The Indiana Court of Appeals upheld the dismissal of remonstrators’ challenge to annexation of land by the city of
Evansville, finding the issue to be moot because the annexation has already been completed.
In In Re Petition in Opposition to Annexation Ordinance F-2008-15 v. The City of Evansville, No.
82A05-1102-PL-84, landowners challenged an adopted amended annexation ordinance by the city of Evansville that reduced the
amount of territory contained in the original proposed annexation. Two months after the ordinance was published, the remonstrators
sought declaratory relief.
The trial court dismissed the remonstrance and ruled in favor of the city on the declaratory judgment action, dismissed the
remonstrators’ declaratory judgment action for lack of jurisdiction and entered final judgment for the city.
The annexation became effective when the clerk of the municipality complied with the filing requirements of Indiana Code
36-4-3-22(a); in this case, the annexation became effective Feb. 11, 2011. The remonstrators filed their notice of appeal
on Feb. 18, 2011, but did not request a stay of the annexation before Feb. 11 or 18, but waited until April 4 to do so.
As a result, the Court of Appeals can’t grant the remonstrators any effective relief because they failed to request
a stay or file a notice of appeal before the annexation became effective.

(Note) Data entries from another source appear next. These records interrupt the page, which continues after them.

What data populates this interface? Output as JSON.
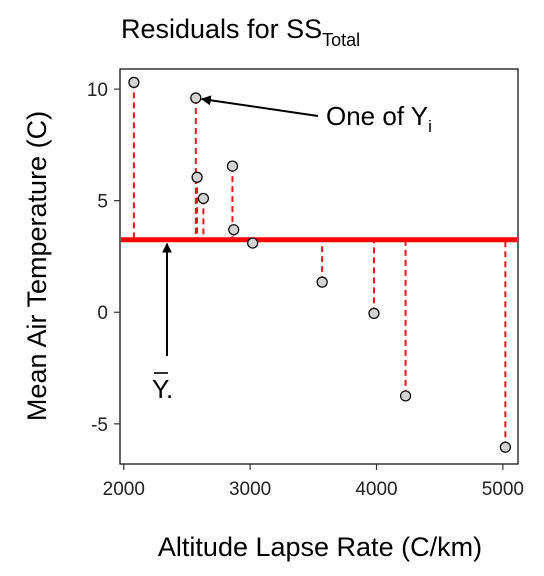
{
  "chart_data": {
    "type": "scatter",
    "title": "Residuals for SS",
    "title_subscript": "Total",
    "xlabel": "Altitude Lapse Rate (C/km)",
    "ylabel": "Mean Air Temperature (C)",
    "xlim": [
      1970,
      5120
    ],
    "ylim": [
      -6.8,
      10.9
    ],
    "x_ticks": [
      2000,
      3000,
      4000,
      5000
    ],
    "y_ticks": [
      -5,
      0,
      5,
      10
    ],
    "mean_y": 3.25,
    "points": [
      {
        "x": 2080,
        "y": 10.3
      },
      {
        "x": 2570,
        "y": 9.6
      },
      {
        "x": 2580,
        "y": 6.05
      },
      {
        "x": 2630,
        "y": 5.1
      },
      {
        "x": 2860,
        "y": 6.55
      },
      {
        "x": 2870,
        "y": 3.7
      },
      {
        "x": 3020,
        "y": 3.1
      },
      {
        "x": 3570,
        "y": 1.35
      },
      {
        "x": 3980,
        "y": -0.05
      },
      {
        "x": 4230,
        "y": -3.75
      },
      {
        "x": 5020,
        "y": -6.05
      }
    ],
    "grid": false,
    "colors": {
      "mean_line": "#ff0000",
      "residual": "#e31a1c",
      "point_fill": "#d3d3d3",
      "point_stroke": "#000000"
    },
    "annotations": {
      "yi_label": "One of Y",
      "yi_subscript": "i",
      "ybar_label": "Y.",
      "yi_point_index": 1
    }
  }
}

The appellate court inferred based on previous cases
that the Indiana Supreme Court recognized that challenges to a proposed annexation will become moot if the annexation becomes
effective before a review of the matter can be completed, absent an injunction or stay on proceeding with the annexation pending
appeal.
In order to preserve their challenge to the trial court’s order, the remonstrators should have requested a stay of
the annexation following the Jan. 21, 2011, adverse ruling by the trial court. By not doing so, the issues they present on
appeal are moot, wrote Judge Cale Bradford.
Even if the issues weren’t moot, the remonstrator’s claims would fail because they did not have the required
minimum of landowners’ signatures on the remonstrance petition, and the remonstrators did not explain how their substantial
rights were violated by alleged procedural defects by the city under I.C. 36-4-3-8.